A convex refracting surface of radius of curvature `20 cm` separates two media of refractive indices `4//3 and 1.60`. An object is placed in the first medium `(mu = 4//3)` at a distance of `200 cm` from the refracting surface. Calculate the position of image formed.

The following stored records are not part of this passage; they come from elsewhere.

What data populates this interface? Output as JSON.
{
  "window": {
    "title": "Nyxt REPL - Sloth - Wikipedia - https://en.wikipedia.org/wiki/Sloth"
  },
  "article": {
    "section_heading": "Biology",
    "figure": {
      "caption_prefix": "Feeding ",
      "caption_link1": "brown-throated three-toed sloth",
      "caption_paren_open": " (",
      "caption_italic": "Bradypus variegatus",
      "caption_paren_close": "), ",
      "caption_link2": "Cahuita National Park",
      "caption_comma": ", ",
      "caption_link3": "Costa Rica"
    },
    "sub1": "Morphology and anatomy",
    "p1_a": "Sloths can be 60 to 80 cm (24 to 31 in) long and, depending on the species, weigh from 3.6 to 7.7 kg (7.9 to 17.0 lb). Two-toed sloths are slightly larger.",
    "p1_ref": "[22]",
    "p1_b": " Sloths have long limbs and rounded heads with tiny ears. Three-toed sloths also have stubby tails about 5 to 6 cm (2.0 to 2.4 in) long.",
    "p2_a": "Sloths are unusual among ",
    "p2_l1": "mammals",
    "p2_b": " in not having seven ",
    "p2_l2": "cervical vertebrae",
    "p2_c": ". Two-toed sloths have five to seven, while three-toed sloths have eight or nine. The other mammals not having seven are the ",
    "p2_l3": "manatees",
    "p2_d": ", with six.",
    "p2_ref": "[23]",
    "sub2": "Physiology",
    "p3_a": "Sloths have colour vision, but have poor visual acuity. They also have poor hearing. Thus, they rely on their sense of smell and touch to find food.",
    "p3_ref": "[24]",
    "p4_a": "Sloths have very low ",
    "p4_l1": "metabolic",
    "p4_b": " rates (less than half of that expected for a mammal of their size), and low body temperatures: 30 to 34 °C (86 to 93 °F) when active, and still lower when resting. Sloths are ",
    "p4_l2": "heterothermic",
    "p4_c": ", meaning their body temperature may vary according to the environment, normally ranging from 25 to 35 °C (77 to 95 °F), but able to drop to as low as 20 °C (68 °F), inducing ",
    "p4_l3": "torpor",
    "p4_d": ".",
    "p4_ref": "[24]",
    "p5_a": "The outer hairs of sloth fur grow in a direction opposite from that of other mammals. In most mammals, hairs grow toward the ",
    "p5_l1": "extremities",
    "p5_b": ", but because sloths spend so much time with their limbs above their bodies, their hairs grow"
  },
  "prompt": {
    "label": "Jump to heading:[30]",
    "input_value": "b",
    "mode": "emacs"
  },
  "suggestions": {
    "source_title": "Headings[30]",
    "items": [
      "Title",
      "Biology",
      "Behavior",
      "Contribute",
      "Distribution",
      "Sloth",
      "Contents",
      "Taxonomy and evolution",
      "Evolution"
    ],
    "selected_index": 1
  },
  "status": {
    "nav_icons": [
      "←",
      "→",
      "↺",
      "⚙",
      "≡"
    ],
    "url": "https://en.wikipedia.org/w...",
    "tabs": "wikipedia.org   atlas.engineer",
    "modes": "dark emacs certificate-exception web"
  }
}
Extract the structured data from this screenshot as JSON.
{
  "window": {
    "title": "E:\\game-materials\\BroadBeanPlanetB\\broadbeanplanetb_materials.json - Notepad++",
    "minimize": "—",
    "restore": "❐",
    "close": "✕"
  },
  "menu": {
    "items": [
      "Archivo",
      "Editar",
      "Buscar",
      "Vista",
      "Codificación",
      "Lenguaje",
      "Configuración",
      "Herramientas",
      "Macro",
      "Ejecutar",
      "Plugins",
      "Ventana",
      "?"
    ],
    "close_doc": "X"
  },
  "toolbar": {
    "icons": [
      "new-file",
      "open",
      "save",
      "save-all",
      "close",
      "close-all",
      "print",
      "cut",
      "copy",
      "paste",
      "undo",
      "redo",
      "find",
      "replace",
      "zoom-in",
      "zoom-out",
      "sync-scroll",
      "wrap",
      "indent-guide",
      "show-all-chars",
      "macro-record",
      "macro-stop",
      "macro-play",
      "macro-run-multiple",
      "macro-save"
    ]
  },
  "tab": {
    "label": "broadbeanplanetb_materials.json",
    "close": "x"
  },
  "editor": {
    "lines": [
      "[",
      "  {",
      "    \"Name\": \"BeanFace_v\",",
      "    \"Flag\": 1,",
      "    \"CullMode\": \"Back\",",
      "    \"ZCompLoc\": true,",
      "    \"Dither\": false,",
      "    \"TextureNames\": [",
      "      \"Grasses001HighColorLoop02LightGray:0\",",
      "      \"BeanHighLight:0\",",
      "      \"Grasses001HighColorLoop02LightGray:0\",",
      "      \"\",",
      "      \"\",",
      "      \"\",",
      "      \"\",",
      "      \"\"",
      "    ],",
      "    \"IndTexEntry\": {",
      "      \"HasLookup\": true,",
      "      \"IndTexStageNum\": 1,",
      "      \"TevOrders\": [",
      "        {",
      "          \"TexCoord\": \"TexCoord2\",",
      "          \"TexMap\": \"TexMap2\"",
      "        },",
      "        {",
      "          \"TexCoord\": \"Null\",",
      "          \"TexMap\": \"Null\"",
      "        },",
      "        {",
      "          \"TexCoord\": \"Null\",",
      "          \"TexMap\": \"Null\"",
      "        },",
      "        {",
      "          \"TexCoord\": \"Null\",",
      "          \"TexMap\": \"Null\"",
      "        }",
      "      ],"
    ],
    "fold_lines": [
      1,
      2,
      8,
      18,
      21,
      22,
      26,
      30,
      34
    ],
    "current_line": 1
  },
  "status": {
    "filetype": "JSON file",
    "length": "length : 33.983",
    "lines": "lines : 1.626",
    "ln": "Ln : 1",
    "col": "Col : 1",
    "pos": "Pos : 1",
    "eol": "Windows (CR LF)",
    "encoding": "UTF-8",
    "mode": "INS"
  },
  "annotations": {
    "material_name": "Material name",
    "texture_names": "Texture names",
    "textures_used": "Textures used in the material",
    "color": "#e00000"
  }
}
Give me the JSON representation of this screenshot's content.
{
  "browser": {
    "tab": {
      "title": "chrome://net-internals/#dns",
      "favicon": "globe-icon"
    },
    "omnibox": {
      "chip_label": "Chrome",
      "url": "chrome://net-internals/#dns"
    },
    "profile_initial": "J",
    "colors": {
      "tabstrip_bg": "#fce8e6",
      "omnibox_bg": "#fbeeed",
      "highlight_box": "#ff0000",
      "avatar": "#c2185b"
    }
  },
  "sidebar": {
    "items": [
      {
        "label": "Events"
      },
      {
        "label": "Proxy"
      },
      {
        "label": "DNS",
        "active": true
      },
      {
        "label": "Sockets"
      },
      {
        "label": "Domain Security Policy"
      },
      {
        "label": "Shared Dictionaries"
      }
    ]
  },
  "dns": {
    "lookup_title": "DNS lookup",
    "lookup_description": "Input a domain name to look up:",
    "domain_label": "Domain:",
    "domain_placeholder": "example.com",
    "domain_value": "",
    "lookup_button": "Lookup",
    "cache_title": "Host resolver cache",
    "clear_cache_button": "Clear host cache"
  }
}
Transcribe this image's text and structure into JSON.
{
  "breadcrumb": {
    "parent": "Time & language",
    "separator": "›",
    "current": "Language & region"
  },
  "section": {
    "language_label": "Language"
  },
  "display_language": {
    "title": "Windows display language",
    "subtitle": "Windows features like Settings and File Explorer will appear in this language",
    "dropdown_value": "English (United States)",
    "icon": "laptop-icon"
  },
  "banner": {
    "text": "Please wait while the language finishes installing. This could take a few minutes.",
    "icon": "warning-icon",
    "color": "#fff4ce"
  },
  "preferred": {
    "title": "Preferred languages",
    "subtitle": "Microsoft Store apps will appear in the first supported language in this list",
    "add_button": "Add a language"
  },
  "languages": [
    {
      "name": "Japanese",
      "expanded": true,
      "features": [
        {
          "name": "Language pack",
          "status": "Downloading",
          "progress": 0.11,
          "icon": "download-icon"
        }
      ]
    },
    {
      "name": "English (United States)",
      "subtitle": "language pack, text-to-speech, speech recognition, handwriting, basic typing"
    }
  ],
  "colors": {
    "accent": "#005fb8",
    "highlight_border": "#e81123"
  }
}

To solve the problem of finding the position of the image formed by a convex refracting surface separating two media with different refractive indices, we can use the lens maker's formula for refraction at a spherical surface. Here's a step-by-step solution: ### Step 1: Identify the given values - Radius of curvature (R) = +20 cm (positive for a convex surface) - Refractive index of the first medium (μ1) = 4/3 ≈ 1.33 - Refractive index of the second medium (μ2) = 1.60 - Object distance (U) = -200 cm (negative as per the sign convention) ### Step 2: Use the refraction formula The formula for refraction at a spherical surface is given by: \[ \frac{\mu_2 - \mu_1}{R} = \frac{\mu_2}{V} - \frac{\mu_1}{U} \] Where: - \( V \) = image distance (what we want to find) - \( U \) = object distance (given as -200 cm) - \( R \) = radius of curvature (given as +20 cm) ### Step 3: Substitute the values into the formula Substituting the known values into the formula: \[ \frac{1.60 - \frac{4}{3}}{20} = \frac{1.60}{V} - \frac{\frac{4}{3}}{-200} \] ### Step 4: Simplify the left-hand side First, calculate \( \mu_2 - \mu_1 \): \[ 1.60 - \frac{4}{3} = 1.60 - 1.33 = 0.27 \] Now, substituting this back into the left-hand side: \[ \frac{0.27}{20} = \frac{1.60}{V} + \frac{\frac{4}{3}}{200} \] Calculating \( \frac{0.27}{20} \): \[ \frac{0.27}{20} = 0.0135 \] ### Step 5: Simplify the right-hand side Now calculate \( \frac{\frac{4}{3}}{200} \): \[ \frac{4}{3 \times 200} = \frac{4}{600} = \frac{1}{150} \approx 0.00667 \] ### Step 6: Set up the equation Now we have: \[ 0.0135 = \frac{1.60}{V} + 0.00667 \] ### Step 7: Isolate \( \frac{1.60}{V} \) Subtract \( 0.00667 \) from both sides: \[ 0.0135 - 0.00667 = \frac{1.60}{V} \] Calculating the left-hand side: \[ 0.0135 - 0.00667 = 0.00683 \] Now we have: \[ \frac{1.60}{V} = 0.00683 \] ### Step 8: Solve for \( V \) Now, solve for \( V \): \[ V = \frac{1.60}{0.00683} \approx 234.15 \text{ cm} \] ### Step 9: Conclusion The position of the image formed is approximately \( 234.15 \) cm from the refracting surface in the denser medium.